Poster
in
Workshop: 2nd AI for Math Workshop @ ICML 2025
README: Rapid Equation Discovery with Multimodal Encoders
Gregory Kang Ruey Lau · Yue Kang · Zi-Yu Khoo · Apivich Hemachandra · Ruth Wan Theng Chew · Bryan Kian Hsiang Low
Discovering scientific laws or interpretable symbolic equations from data rapidly is important in many setting, such as decision-making in time-sensitive high-stake scenarios or applications involving interactive or iterative experimentation such as in scientific or machine learning workflows. However, existing methods, generally known as symbolic regression (SR), typically require long computational time to achieve good performance and have to run from scratch for each dataset.
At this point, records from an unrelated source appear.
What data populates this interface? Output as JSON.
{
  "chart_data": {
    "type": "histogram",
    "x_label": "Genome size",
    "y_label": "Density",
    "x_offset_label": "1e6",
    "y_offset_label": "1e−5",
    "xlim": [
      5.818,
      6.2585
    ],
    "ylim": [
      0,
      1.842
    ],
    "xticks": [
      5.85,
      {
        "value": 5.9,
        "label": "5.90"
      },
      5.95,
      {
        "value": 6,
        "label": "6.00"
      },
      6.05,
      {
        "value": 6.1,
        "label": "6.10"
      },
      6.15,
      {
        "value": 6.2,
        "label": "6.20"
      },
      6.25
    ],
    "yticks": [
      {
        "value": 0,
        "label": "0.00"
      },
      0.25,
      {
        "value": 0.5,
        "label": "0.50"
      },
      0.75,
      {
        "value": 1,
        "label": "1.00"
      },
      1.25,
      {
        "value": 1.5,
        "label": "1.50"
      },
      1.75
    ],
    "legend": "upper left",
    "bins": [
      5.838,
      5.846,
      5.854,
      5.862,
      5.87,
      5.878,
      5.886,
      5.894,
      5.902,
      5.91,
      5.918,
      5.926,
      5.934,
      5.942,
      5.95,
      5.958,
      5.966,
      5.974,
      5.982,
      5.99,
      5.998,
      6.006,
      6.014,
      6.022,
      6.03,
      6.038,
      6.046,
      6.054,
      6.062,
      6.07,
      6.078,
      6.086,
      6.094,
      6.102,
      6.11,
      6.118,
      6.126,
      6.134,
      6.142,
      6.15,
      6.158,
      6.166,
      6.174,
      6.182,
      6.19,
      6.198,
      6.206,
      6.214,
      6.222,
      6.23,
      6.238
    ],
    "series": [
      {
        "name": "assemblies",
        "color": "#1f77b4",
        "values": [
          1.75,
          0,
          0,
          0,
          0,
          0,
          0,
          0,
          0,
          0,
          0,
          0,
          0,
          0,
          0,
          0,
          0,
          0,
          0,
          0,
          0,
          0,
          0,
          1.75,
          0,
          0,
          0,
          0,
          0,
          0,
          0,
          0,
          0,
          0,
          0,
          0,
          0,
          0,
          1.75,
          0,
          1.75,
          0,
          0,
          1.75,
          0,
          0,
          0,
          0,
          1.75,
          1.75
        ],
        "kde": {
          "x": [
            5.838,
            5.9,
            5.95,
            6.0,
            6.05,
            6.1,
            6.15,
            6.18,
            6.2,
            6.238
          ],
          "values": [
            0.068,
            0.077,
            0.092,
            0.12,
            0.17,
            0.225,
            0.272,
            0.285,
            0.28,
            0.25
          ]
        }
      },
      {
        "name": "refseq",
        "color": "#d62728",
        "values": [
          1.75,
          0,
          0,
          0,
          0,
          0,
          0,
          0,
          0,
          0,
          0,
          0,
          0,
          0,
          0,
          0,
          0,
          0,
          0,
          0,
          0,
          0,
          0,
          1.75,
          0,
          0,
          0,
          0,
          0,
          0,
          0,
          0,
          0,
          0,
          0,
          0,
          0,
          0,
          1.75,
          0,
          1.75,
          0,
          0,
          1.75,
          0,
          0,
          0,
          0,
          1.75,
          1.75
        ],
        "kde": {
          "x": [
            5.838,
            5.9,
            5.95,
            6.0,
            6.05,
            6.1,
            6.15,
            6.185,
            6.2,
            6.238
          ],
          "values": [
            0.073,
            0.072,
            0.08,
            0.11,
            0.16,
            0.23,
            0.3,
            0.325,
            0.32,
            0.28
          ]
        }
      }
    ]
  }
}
Recent methods that use pre-training SR foundation models for faster inference also suffer from performance limitations and require large training datasets. In this work, we propose README, a framework for rapid equation discovery that can generate performant, interpretable equations from limited, noisy data in just a few seconds, and requires significantly less training data compared to past SR foundation model approaches. We achieve this by being the first to (1) work with image representations of datasets to efficiently capture their key properties, (2) combine the capabilities of open-sourced pre-trained text and image encoders to produce an informative SR embedding space, and (3) develop a novel Grey Wolf Optimizer with Bayesian Optimization (GWOBO) algorithm to rapidly optimize for the best symbolic expression within seconds. We empirically show that README outperforms benchmarks on a wide range of realistic datasets, including real experimental data from various domains and noisy video-extracted dynamics.